Tuesday, February 5, 2008

Yorum: Türbana Özbudun formülü

Sevgili dostum dikkat çektiğin nokta, bu korkuyu samimi olarak paylaşanların sürekli dile getirdikleri bir iddia durumunda.

Yalnız unutmamalı ki öğrenciler başörtüsüyle yıllarca üniversiteye girdi ve böyle bir “baskı” daha önce pek de yaşanmadı. Başı açık kızlar da üniversiteleri terk etmedi. Kimsenin bundan psikolojik baskı hissettiğinden şikayet etmesine de ben rastlamadım.

Peki şu anda ülkede böyle bir tehditten ürkmek için bir potansiyel var mı, asıl soru bu olmalıdır?

Toplumda başı açık veya örtülü, genç kızlar arasında bildiğimiz kadarıyla psikolojik bir çatışma söz konusu değil. Toplumda yansıması olmayan bir durum için böyle bir korkunun sağlam bir temeli olduğundan nasıl söz edebiliriz?

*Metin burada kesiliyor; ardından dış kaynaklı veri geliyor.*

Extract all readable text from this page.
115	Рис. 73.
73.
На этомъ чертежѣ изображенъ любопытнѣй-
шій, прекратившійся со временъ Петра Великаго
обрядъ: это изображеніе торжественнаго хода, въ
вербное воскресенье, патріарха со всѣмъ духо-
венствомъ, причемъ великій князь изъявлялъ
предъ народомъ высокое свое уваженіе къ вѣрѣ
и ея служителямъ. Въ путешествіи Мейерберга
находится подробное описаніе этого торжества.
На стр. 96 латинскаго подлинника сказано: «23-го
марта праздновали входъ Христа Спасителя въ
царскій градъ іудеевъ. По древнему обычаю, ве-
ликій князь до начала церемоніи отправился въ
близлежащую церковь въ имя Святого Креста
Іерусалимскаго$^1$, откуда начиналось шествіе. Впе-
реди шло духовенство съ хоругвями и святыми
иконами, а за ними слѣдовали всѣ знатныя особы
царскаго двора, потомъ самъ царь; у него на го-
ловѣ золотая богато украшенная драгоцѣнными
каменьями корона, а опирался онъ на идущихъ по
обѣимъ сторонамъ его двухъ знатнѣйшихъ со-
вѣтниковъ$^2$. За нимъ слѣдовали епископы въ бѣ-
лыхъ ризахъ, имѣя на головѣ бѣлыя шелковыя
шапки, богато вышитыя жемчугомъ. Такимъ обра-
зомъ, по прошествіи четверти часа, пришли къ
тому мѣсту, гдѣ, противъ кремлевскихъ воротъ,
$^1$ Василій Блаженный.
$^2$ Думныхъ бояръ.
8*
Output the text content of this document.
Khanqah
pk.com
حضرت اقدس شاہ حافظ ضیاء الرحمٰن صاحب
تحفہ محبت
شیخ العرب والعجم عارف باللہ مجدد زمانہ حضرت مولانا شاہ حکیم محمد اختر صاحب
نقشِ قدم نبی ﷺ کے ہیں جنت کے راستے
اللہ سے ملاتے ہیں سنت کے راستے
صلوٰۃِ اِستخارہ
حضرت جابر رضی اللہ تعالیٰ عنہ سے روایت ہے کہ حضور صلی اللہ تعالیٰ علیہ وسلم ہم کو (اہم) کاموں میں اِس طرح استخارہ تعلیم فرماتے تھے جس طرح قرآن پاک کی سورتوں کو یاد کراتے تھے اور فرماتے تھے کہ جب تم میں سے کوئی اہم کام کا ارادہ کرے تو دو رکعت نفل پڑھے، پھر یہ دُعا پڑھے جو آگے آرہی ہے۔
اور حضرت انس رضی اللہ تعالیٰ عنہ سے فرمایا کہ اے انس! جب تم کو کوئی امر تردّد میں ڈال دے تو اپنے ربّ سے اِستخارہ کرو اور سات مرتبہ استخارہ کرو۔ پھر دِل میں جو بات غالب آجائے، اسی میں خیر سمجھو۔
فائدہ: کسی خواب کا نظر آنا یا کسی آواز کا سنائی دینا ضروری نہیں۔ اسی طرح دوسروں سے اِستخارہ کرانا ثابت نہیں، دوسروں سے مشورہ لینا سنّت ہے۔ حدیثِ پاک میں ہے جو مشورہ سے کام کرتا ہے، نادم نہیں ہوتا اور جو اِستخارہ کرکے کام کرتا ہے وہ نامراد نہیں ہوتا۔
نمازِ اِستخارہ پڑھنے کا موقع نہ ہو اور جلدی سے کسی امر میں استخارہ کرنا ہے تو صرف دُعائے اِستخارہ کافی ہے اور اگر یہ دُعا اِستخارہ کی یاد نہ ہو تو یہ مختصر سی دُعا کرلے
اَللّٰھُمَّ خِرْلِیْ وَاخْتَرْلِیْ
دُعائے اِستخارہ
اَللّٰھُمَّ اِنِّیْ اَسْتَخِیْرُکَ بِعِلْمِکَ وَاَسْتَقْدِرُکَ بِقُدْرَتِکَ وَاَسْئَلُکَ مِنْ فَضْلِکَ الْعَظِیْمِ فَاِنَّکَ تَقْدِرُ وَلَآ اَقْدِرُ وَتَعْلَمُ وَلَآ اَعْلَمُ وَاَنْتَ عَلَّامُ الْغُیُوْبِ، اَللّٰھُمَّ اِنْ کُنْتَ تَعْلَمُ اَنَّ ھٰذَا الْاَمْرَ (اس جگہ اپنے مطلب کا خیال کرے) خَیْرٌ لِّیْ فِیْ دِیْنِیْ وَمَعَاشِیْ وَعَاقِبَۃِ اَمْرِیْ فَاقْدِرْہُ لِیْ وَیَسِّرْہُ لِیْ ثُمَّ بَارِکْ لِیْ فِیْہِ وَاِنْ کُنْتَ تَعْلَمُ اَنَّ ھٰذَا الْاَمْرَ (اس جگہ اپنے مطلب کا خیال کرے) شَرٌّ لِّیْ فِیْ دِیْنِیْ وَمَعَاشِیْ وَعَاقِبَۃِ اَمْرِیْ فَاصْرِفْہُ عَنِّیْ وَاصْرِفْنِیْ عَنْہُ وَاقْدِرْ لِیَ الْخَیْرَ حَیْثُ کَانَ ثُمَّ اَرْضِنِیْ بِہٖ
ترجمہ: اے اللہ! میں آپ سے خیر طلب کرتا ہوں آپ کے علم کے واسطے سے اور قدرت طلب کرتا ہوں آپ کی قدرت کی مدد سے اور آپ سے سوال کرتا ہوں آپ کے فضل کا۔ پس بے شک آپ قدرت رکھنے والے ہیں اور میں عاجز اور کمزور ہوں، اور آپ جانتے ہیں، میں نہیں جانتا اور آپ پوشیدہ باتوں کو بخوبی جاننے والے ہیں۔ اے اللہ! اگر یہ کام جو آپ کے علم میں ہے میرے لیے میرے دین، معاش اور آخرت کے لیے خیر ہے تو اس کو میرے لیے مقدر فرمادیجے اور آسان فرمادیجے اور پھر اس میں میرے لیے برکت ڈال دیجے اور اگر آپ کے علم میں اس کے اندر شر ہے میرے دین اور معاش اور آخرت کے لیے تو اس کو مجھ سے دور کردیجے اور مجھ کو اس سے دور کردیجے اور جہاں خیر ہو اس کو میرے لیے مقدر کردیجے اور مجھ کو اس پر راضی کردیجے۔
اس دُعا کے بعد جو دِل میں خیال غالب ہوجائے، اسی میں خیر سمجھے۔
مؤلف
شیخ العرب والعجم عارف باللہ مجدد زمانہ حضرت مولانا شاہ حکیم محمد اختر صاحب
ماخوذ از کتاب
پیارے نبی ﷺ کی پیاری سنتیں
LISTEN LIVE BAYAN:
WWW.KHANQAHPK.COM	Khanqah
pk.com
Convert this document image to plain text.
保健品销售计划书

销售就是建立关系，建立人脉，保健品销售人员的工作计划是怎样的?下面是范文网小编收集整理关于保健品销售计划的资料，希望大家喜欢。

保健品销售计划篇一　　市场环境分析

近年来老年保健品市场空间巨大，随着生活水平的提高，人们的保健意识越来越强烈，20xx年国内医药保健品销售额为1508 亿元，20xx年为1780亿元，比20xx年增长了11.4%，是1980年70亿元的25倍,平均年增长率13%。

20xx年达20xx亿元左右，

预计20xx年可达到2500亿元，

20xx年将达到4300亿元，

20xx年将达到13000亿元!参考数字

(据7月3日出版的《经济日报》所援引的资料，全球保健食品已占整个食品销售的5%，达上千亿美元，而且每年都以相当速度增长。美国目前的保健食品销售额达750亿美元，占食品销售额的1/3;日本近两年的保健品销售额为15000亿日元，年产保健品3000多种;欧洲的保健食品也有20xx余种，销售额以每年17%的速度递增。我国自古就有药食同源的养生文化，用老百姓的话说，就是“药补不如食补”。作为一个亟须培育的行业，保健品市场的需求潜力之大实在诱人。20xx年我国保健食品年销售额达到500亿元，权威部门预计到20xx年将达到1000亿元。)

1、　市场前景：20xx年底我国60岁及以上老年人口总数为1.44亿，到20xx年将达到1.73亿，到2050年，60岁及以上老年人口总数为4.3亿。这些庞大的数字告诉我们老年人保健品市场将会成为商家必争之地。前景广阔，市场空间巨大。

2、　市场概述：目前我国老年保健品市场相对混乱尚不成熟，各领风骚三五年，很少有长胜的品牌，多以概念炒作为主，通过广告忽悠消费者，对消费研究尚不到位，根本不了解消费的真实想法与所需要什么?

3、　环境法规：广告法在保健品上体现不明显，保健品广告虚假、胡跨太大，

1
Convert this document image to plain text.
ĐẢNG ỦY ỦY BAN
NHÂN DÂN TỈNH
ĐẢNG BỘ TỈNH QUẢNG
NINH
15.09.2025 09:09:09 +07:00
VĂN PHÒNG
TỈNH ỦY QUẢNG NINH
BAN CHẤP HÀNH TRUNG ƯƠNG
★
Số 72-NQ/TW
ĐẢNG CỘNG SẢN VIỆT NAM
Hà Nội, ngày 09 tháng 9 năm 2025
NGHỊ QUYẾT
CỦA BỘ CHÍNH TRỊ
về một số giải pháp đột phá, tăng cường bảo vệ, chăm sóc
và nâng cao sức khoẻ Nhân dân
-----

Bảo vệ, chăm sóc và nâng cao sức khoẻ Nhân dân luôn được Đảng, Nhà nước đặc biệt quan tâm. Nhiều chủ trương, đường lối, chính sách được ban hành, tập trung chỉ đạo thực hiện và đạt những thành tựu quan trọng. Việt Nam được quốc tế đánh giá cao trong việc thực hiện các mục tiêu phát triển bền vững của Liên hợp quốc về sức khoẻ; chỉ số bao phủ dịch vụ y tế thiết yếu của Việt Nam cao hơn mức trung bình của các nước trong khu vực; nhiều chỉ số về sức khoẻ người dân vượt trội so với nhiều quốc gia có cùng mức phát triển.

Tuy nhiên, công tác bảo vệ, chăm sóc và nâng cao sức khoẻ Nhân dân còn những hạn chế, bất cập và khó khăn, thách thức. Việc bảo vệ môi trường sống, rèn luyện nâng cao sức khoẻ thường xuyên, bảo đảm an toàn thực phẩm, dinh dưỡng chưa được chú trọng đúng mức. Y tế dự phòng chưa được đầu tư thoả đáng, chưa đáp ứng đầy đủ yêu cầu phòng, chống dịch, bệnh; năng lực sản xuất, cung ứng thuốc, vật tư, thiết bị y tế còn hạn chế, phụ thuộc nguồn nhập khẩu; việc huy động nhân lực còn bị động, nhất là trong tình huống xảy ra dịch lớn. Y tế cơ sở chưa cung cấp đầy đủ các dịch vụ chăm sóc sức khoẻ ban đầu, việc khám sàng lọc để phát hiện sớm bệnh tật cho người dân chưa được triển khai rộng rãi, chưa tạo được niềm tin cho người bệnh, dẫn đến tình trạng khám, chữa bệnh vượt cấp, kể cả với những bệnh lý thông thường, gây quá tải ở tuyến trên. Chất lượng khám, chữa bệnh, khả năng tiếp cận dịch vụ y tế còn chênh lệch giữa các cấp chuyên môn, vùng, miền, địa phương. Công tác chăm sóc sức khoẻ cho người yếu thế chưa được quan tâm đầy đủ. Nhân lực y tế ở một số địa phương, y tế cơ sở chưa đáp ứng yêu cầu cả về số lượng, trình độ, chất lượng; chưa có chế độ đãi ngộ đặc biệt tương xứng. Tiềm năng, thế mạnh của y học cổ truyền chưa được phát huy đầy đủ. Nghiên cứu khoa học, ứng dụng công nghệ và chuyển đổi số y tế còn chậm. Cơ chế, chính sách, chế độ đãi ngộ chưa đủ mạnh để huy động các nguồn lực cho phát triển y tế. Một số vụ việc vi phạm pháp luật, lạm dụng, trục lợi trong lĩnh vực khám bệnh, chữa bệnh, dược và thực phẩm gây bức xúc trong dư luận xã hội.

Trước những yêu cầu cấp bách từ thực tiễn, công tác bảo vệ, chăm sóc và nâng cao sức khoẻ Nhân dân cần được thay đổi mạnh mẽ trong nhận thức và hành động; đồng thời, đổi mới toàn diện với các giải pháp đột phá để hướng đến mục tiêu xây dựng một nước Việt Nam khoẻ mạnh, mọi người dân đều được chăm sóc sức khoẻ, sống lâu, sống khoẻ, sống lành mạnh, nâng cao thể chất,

Ayrıca, böyle bir baskının gerçekleşmesi halinde dahi devreye girecek olan şey ülkenin genel hukuk kurallarıdır, cezai yaptırımlarıdır. Bir kişi veya grubun, her ne şekilde olursa olsun insanların kişisel özgürlüğü üzerinde baskı yapması, kanunlar çerçevesinde mümkün değildir. Bu özgürlükleri de teminat altına almak devletin temel görevidir.

Şunu da belirtmek isterim:

Muhafazakar bölgelerde kadın-erkek ilişkisine mesafeli yaklaşılması veya kadınların taciz edilmesi de üniversitelerdeki başörtüsüyle ilgili bir konu değildir, o bölgede yaşayan toplumun genel yapısından kaynaklanır. Ne bu yasağın kalkması ne de sürmesi bu yapı üzerinde bir etki yapar.

Bu arada ilk belirttiğin konuyu tam anlayabilmiş değilim. İmam hatiplerde ve diğer kamu kurumlarında hükümetin ne tip adımlar atması gerektiğini daha açık belirtirsen sevinirim. Şu anda bunların tamamında zaten bir yasak söz konusu değil mi?